I think it is important to keep up a routine and standards in these peculiar circumstances lest we lose our dignity or, for that matter, a sense of what day it is.  I have read of some people who, given the absence of going out to work, have not even bothered to dress each day or (presumably) to wash.  We have kept up our daily routine, though I did have to point out to Jane that she had failed to return her napkin to its napkin ring after breakfast the other day, and had not squared off her place setting.  She was very grateful for my remarking on this neglect though I note today (at 1500) that the napkin remains un-stowed.  Hmmm, perhaps another approach is called for.

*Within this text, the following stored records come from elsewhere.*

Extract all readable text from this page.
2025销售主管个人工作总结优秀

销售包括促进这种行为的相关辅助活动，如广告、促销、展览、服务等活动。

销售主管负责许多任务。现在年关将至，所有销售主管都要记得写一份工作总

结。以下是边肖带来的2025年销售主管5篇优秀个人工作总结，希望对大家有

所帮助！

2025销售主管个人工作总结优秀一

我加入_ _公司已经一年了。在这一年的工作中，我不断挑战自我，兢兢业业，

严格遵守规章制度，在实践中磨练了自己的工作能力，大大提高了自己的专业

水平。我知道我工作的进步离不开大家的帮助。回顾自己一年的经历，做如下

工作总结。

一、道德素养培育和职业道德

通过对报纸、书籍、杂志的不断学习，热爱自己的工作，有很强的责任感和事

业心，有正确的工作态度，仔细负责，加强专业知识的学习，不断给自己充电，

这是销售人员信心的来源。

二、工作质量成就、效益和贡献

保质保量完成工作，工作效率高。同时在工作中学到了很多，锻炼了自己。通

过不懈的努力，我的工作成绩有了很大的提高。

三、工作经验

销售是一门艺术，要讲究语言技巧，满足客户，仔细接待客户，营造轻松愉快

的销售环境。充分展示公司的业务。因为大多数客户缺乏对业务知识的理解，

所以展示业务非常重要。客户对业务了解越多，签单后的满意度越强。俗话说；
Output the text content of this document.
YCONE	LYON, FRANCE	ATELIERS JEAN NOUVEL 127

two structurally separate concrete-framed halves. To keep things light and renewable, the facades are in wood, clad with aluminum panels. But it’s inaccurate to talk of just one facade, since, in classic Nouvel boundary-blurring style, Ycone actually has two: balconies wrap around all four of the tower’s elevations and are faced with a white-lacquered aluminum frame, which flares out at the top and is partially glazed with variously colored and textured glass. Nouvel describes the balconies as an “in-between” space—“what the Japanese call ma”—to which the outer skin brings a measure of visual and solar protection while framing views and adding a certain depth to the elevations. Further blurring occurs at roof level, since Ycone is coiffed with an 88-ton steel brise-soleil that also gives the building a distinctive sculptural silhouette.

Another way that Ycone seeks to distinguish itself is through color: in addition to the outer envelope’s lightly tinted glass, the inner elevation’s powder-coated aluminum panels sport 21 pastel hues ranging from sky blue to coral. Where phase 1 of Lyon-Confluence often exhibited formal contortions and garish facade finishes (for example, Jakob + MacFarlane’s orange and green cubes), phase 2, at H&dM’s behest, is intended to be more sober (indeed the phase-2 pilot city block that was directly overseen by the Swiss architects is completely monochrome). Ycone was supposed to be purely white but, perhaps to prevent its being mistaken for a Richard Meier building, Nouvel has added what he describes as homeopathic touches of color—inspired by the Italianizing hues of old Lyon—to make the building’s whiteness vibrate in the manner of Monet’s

Today it has turned overcast and there is a cold northerly breeze blowing, so we feel no conscience about staying in and not venturing forth. I am sitting in our nice, brightly-lit conservatory looking at my nemesis, the garden, while Jane – who earlier was doing battle with the slugs and snails before the cold defeated her – is making ice cream before mutilating a butternut squash and cleaning prawns for supper. A semi-normal day then. Almost time for a shower, a change into Red Sea Rig and a glass of Hock…after all, the clocks go forward tonight so it is nearly 1800 in BST.